(ramipril, Wyeth-Ayerst, King Pharmaceuticals)
An angiotensin-converting enzyme inhibitor for reducing the risk of MI, stroke, and death from cardiovascular causes in people aged 55 and over who are at high risk of a major cardiovascular event because of a history of coronary artery disease, stroke, peripheral vascular disease, or diabetes accompanied by at least one other cardiovascular risk factor. This is the first ACE inhibitor approved for this indication.
* Recommended Dosage: 10 mg daily.
* Special Considerations: Can be used with other necessary treatments, such as antihypertensive or antiplatelet therapy. In the multinational trial that led to approval of this indication, the only major common side effect was a 5% rate of cough in Altace-treated patients.
* Comments: Approval was based on the Heart Outcomes Prevention Evaluation (HOPE) multinational study, which compared 10 mg of Altace a day to placebo in 9,297 men and women at high risk of cardiovascular events due to evidence of vascular disease or diabetes and one other cardiovascular risk factor. People with heart failure or left ventricular dysfunction were excluded; those who were hypertensive were controlled on medications.

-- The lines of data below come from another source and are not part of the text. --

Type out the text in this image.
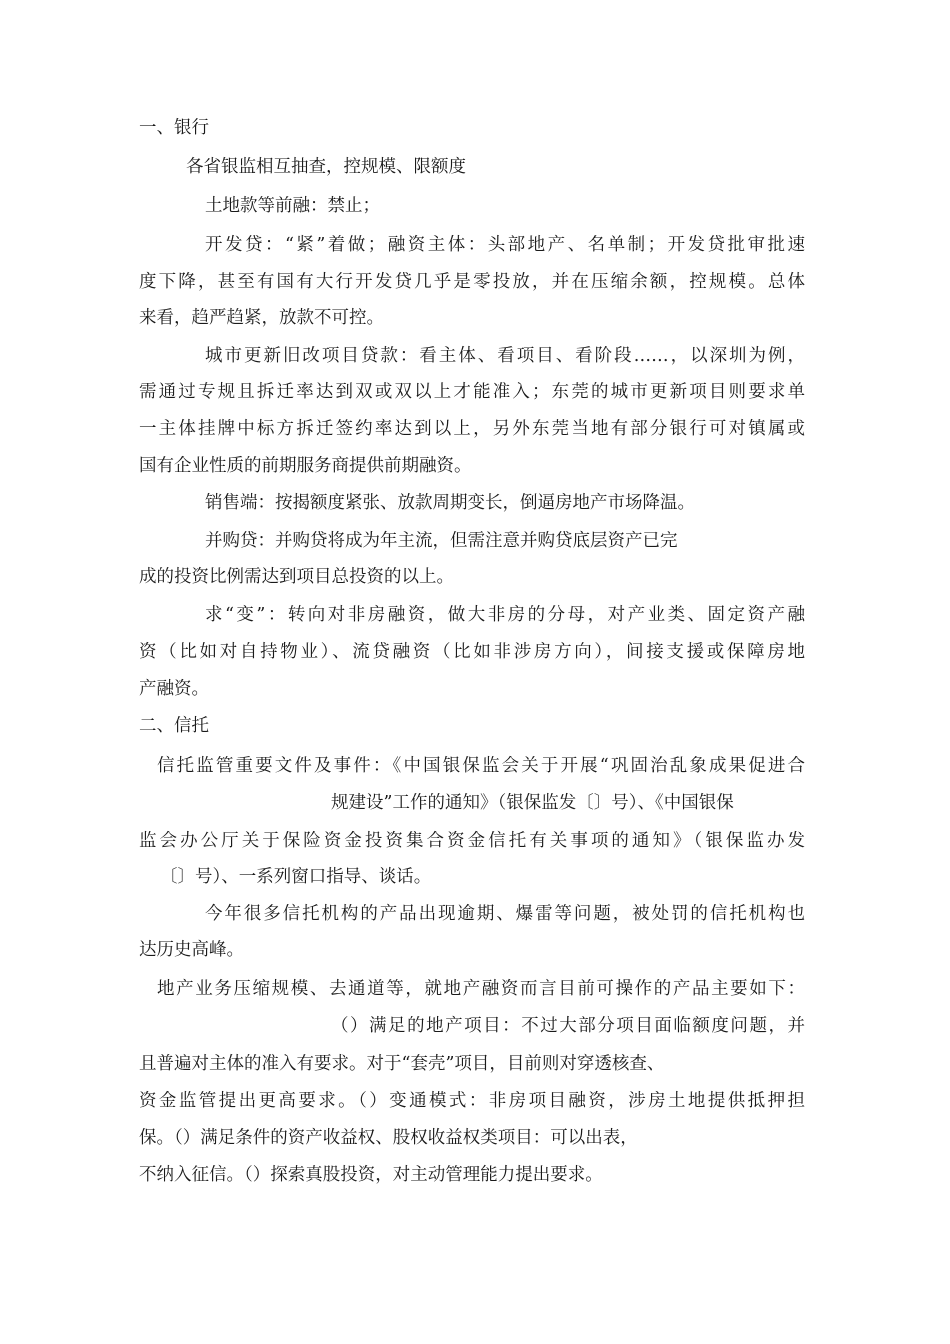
一、银行

各省银监相互抽查，控规模、限额度

土地款等前融：禁止；

开发贷：“紧”着做；融资主体：头部地产、名单制；开发贷批审批速

度下降，甚至有国有大行开发贷几乎是零投放，并在压缩余额，控规模。总体

来看，趋严趋紧，放款不可控。

城市更新旧改项目贷款：看主体、看项目、看阶段……，以深圳为例，

需通过专规且拆迁率达到双或双以上才能准入；东莞的城市更新项目则要求单

一主体挂牌中标方拆迁签约率达到以上，另外东莞当地有部分银行可对镇属或

国有企业性质的前期服务商提供前期融资。

销售端：按揭额度紧张、放款周期变长，倒逼房地产市场降温。

并购贷：并购贷将成为年主流，但需注意并购贷底层资产已完

成的投资比例需达到项目总投资的以上。

求“变”：转向对非房融资，做大非房的分母，对产业类、固定资产融

资（比如对自持物业）、流贷融资（比如非涉房方向），间接支援或保障房地

产融资。

二、信托

信托监管重要文件及事件：《中国银保监会关于开展“巩固治乱象成果促进合

规建设”工作的通知》（银保监发〔〕号）、《中国银保

监会办公厅关于保险资金投资集合资金信托有关事项的通知》（银保监办发

〔〕号）、一系列窗口指导、谈话。

今年很多信托机构的产品出现逾期、爆雷等问题，被处罚的信托机构也

达历史高峰。

地产业务压缩规模、去通道等，就地产融资而言目前可操作的产品主要如下：

（）满足的地产项目：不过大部分项目面临额度问题，并

且普遍对主体的准入有要求。对于“套壳”项目，目前则对穿透核查、

资金监管提出更高要求。（）变通模式：非房项目融资，涉房土地提供抵押担

保。（）满足条件的资产收益权、股权收益权类项目：可以出表，

不纳入征信。（）探索真股投资，对主动管理能力提出要求。
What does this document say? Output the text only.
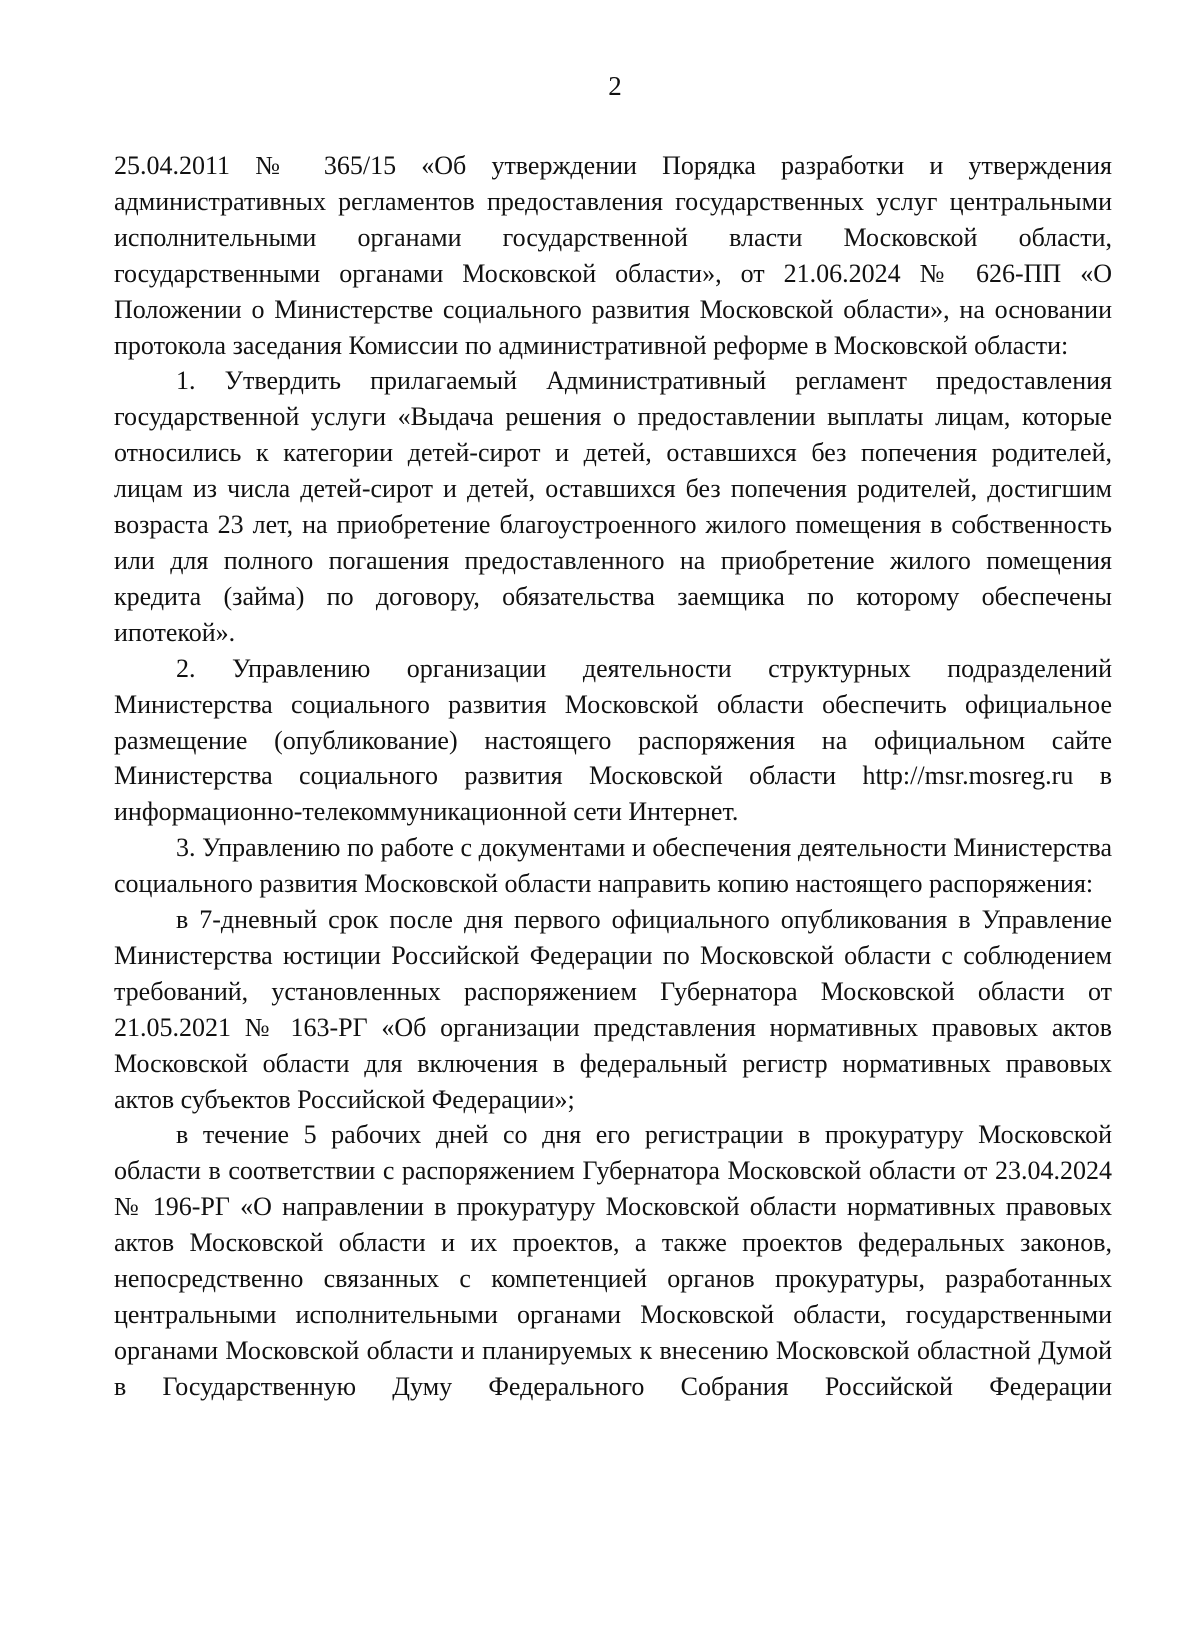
2

25.04.2011 № 365/15 «Об утверждении Порядка разработки и утверждения административных регламентов предоставления государственных услуг центральными исполнительными органами государственной власти Московской области, государственными органами Московской области», от 21.06.2024 № 626-ПП «О Положении о Министерстве социального развития Московской области», на основании протокола заседания Комиссии по административной реформе в Московской области:

1. Утвердить прилагаемый Административный регламент предоставления государственной услуги «Выдача решения о предоставлении выплаты лицам, которые относились к категории детей-сирот и детей, оставшихся без попечения родителей, лицам из числа детей-сирот и детей, оставшихся без попечения родителей, достигшим возраста 23 лет, на приобретение благоустроенного жилого помещения в собственность или для полного погашения предоставленного на приобретение жилого помещения кредита (займа) по договору, обязательства заемщика по которому обеспечены ипотекой».

2. Управлению организации деятельности структурных подразделений Министерства социального развития Московской области обеспечить официальное размещение (опубликование) настоящего распоряжения на официальном сайте Министерства социального развития Московской области http://msr.mosreg.ru в информационно-телекоммуникационной сети Интернет.

3. Управлению по работе с документами и обеспечения деятельности Министерства социального развития Московской области направить копию настоящего распоряжения:

в 7-дневный срок после дня первого официального опубликования в Управление Министерства юстиции Российской Федерации по Московской области с соблюдением требований, установленных распоряжением Губернатора Московской области от 21.05.2021 № 163-РГ «Об организации представления нормативных правовых актов Московской области для включения в федеральный регистр нормативных правовых актов субъектов Российской Федерации»;

в течение 5 рабочих дней со дня его регистрации в прокуратуру Московской области в соответствии с распоряжением Губернатора Московской области от 23.04.2024 № 196-РГ «О направлении в прокуратуру Московской области нормативных правовых актов Московской области и их проектов, а также проектов федеральных законов, непосредственно связанных с компетенцией органов прокуратуры, разработанных центральными исполнительными органами Московской области, государственными органами Московской области и планируемых к внесению Московской областной Думой в Государственную Думу Федерального Собрания Российской Федерации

Over a mean 4.5 years of follow-up, 14% of those on Altace reached the combined end point of MI, stroke, or death from cardiovascular causes vs. nearly 18% of those taking placebo. This represented a highly significant 22% risk reduction, and the study was stopped. Significant reductions in risk were seen for each individual end point as well (N. Engl. J. Med. 342:145-53, 2000).
Presenting these data for the manufacturer at a Food and Drug Administration hearing earlier this year, Dr. Salim Yusuf, chair of the study, said that benefits were "consistently observed in a very broad range of high-risk patients and in addition to other effective therapies," which included aspirin, [beta]-blockers, and lipid-lowering drugs. "If we treated 1,000 people [with ramipril] for 4 years, we could prevent 18 deaths, 16 myocardial infarctions, and 9 strokes," for a total of 43 events, Dr. Yusuf, director of the cardiology division at McMaster University, Hamilton, Ont., said at the hearing.
Most of the HOPE subjects were white; 141 were African American, 533 were Hispanic, and 155 were Asian. The HOPE study was funded by King Pharmaceuticals, in addition to other pharmaceutical companies and the Medical Research Council of Canada.